Authors: KOBAYASHI, Kazuhiro and OGITA, Kenichi (Nagoya Univ./TARVO, Inc.) and DING, Ma and VIOLETA, Lester and HUANG, WenChin and TODA, Tomoki (Nagoya Univ.)
Comments: Submitted to ASJ2024 Autumn (日本音響学会2024年秋季研究発表会).
Brief explanation (not the abstract of the paper):
This paper presents PESC (Pseudo-electrolaryngeal Speech Corpus), a dataset that consists of Japanese transcripts and speech data from multiple speakers, including both natural speech and electrolarynx (EL) speech.
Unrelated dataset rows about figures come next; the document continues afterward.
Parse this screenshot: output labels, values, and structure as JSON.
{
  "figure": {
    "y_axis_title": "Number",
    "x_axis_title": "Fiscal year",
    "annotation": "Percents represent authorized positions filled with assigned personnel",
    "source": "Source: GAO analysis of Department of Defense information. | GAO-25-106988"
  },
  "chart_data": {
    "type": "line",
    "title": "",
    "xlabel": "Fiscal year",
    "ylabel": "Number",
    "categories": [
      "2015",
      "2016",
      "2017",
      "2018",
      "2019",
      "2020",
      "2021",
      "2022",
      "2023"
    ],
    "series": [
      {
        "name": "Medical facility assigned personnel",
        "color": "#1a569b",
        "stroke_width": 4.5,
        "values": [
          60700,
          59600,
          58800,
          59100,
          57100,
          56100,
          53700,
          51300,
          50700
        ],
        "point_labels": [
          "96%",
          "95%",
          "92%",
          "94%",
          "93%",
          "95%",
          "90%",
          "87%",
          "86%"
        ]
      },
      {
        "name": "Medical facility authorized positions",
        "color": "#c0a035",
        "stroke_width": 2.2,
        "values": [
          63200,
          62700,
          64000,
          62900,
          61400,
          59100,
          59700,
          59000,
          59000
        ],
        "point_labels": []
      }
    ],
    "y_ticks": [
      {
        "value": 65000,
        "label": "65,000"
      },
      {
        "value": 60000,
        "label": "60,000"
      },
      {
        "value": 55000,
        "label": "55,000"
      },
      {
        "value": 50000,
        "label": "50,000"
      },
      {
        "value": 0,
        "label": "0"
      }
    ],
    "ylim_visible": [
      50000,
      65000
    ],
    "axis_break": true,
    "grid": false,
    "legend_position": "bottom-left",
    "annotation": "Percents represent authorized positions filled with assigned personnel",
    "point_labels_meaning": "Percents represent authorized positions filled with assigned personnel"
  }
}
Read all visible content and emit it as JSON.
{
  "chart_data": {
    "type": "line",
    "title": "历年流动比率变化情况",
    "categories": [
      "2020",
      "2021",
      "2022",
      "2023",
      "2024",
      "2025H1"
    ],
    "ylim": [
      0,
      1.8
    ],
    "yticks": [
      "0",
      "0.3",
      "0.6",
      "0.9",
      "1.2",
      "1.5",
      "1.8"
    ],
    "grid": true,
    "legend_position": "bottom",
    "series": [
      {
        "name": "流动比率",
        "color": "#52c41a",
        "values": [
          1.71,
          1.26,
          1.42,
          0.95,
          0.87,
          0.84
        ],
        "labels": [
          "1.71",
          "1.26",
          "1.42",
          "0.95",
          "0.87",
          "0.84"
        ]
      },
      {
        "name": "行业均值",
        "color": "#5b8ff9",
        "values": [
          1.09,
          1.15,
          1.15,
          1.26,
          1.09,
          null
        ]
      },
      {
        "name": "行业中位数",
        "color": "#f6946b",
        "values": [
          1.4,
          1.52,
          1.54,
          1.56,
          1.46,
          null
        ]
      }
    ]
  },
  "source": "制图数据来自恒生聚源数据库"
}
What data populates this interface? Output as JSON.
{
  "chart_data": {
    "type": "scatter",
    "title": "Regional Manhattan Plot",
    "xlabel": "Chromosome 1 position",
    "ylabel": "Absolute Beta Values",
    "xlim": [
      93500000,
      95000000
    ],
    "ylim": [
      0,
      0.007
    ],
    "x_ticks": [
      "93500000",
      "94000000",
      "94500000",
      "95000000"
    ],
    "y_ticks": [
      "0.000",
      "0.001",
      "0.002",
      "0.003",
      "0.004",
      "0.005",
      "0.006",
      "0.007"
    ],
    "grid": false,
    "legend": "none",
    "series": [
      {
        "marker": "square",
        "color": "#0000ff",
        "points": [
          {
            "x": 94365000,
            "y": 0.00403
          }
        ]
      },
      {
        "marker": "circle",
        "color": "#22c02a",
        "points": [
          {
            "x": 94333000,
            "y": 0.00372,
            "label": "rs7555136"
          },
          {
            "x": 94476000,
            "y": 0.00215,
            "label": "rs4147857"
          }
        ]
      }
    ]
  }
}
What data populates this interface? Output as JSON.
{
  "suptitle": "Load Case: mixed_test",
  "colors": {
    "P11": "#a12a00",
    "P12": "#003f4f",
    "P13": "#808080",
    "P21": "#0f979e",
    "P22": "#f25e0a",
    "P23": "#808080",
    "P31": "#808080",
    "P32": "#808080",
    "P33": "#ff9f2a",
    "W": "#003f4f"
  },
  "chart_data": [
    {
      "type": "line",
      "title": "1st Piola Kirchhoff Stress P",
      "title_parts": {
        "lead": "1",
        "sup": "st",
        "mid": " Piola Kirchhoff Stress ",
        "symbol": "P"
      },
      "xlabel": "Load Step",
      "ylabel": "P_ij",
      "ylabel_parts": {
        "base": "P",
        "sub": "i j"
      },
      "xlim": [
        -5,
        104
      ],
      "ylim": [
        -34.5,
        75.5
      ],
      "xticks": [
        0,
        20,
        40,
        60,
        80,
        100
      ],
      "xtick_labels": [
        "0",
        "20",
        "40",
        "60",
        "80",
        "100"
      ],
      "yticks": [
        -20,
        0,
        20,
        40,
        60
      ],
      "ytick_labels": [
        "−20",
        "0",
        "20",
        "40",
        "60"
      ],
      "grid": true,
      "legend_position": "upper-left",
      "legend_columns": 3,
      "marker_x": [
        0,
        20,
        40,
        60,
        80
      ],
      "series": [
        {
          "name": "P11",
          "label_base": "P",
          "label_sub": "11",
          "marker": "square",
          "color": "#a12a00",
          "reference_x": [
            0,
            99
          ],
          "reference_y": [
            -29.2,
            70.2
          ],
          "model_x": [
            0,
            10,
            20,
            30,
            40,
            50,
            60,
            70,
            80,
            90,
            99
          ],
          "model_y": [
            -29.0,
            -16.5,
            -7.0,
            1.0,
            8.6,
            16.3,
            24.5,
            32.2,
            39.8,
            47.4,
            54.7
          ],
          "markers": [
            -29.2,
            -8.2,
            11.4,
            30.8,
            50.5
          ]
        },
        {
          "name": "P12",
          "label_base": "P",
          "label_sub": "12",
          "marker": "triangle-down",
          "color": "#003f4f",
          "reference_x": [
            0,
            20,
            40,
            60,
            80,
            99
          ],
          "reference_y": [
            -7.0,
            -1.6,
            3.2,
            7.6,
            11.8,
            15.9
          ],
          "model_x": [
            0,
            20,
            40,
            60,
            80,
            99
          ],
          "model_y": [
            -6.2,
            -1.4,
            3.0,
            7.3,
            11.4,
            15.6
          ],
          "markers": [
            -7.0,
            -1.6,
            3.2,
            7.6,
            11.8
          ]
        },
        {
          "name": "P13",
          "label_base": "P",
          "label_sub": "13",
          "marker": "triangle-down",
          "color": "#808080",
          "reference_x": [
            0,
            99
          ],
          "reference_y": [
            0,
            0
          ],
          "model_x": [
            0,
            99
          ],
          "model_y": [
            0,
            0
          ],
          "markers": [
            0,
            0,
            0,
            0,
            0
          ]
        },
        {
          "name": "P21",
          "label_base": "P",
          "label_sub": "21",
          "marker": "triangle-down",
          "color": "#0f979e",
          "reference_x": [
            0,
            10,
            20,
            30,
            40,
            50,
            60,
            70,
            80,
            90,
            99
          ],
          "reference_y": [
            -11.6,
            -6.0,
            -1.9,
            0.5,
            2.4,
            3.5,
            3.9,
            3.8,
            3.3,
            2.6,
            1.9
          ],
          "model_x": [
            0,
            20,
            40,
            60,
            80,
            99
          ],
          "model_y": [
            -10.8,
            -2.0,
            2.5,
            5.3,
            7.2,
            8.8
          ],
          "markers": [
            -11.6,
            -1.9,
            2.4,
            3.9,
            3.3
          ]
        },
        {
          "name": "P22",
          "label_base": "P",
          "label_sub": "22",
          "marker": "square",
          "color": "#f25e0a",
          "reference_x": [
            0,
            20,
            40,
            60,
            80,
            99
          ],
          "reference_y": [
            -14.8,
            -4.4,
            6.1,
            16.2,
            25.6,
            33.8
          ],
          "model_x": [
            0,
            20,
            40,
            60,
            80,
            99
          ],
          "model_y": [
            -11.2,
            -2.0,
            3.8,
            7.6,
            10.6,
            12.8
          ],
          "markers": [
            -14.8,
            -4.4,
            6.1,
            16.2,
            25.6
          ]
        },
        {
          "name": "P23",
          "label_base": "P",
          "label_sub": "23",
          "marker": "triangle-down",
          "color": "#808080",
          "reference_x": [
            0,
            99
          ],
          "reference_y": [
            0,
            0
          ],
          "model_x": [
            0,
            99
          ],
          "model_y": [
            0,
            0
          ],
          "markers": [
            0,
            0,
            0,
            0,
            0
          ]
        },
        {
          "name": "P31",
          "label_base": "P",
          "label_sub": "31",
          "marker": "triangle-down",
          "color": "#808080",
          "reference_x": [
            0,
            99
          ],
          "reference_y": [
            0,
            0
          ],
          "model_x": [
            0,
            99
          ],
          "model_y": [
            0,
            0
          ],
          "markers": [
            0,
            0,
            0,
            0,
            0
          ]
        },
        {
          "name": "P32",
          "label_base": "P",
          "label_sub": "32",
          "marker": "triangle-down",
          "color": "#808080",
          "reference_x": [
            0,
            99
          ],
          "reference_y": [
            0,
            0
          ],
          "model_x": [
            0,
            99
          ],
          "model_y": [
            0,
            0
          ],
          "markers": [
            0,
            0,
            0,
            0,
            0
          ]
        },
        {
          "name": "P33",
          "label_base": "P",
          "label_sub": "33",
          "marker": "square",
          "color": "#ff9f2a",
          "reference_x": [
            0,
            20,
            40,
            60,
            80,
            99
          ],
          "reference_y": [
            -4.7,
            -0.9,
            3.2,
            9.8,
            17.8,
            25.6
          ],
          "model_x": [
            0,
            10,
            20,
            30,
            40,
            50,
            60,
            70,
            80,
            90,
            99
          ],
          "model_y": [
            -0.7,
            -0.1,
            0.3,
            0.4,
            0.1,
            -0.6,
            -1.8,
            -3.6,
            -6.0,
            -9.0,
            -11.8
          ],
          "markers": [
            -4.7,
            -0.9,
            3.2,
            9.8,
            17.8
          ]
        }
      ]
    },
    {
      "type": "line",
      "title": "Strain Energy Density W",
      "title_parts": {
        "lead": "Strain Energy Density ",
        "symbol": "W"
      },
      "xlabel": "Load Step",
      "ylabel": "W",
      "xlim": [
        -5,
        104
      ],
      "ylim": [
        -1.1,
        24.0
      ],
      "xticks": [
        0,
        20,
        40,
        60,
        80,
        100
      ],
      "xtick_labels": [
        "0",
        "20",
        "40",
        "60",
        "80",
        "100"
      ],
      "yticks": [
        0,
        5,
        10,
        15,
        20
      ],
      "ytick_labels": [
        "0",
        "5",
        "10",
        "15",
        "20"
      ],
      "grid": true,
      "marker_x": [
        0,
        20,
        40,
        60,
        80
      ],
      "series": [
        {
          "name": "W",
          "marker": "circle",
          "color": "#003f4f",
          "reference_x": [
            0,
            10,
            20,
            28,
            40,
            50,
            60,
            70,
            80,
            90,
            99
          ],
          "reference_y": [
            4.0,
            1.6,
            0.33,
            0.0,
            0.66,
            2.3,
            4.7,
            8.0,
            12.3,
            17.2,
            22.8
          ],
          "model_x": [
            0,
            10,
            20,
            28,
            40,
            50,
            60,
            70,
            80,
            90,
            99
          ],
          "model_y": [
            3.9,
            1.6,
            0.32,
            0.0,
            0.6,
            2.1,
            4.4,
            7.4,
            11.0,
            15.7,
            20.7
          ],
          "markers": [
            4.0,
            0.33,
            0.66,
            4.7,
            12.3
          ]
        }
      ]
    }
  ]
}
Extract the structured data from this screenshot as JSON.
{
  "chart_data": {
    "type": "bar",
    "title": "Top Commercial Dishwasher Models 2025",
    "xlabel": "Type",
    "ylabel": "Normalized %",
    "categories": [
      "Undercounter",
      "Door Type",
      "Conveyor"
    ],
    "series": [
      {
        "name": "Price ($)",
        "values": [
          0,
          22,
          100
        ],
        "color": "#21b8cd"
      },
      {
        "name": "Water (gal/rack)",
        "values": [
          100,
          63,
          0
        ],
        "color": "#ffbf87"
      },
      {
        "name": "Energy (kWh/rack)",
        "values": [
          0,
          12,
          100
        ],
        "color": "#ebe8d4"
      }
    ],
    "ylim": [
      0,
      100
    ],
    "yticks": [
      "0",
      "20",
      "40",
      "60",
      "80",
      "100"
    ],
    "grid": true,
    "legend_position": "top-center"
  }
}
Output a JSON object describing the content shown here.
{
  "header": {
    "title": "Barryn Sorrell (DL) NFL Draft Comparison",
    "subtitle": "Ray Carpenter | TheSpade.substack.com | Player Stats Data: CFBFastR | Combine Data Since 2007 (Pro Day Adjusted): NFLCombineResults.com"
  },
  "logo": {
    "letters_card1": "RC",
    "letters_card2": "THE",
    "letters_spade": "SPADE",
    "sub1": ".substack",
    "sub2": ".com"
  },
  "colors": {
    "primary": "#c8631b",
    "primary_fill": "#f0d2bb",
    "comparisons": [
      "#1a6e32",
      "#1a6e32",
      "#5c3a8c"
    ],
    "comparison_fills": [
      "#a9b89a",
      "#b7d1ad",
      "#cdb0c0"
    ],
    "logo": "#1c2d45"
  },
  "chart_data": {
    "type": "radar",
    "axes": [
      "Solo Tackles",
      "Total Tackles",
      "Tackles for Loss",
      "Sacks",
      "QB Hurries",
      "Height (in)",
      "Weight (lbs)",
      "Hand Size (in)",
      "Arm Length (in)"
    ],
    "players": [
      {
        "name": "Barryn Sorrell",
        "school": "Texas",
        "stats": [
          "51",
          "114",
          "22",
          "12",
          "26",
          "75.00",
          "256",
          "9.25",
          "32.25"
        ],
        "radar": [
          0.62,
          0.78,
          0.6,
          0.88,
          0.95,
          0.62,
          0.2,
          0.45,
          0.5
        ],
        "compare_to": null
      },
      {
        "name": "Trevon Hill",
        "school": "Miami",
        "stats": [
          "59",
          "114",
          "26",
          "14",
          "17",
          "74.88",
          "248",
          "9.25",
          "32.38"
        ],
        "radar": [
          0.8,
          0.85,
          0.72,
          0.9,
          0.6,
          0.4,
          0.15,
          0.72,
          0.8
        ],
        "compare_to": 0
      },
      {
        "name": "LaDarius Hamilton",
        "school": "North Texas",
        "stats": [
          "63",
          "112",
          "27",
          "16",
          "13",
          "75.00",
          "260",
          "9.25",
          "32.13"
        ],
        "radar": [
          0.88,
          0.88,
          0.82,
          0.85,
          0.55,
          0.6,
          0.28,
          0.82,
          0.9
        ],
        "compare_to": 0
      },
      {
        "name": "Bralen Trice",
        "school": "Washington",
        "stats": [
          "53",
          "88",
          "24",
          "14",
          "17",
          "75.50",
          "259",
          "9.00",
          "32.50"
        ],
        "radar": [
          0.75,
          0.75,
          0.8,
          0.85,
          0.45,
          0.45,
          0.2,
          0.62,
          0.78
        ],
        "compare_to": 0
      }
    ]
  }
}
The corpus includes parallel data of 200 utterances per speaker from 14 healthy individuals, comprising both natural and pseudo-EL speech, as well as evaluation data of 50 utterances from 14 laryngectomees.
In this demo page, we present the voice conversion (VC) samples. The experiments was in a one-to-one setting, and the model was AAS-VC, a non-autoregressive sequence-to-sequence VC model whose implementation is open-sourced (see link above). We used the 200 parallel training utterances of each pseudo-speaker pair. The train/val/test split was 140/10/50. For simplicity, a Parallel WaveGAN vocoder was trained using the training utterances from all 20 speakers.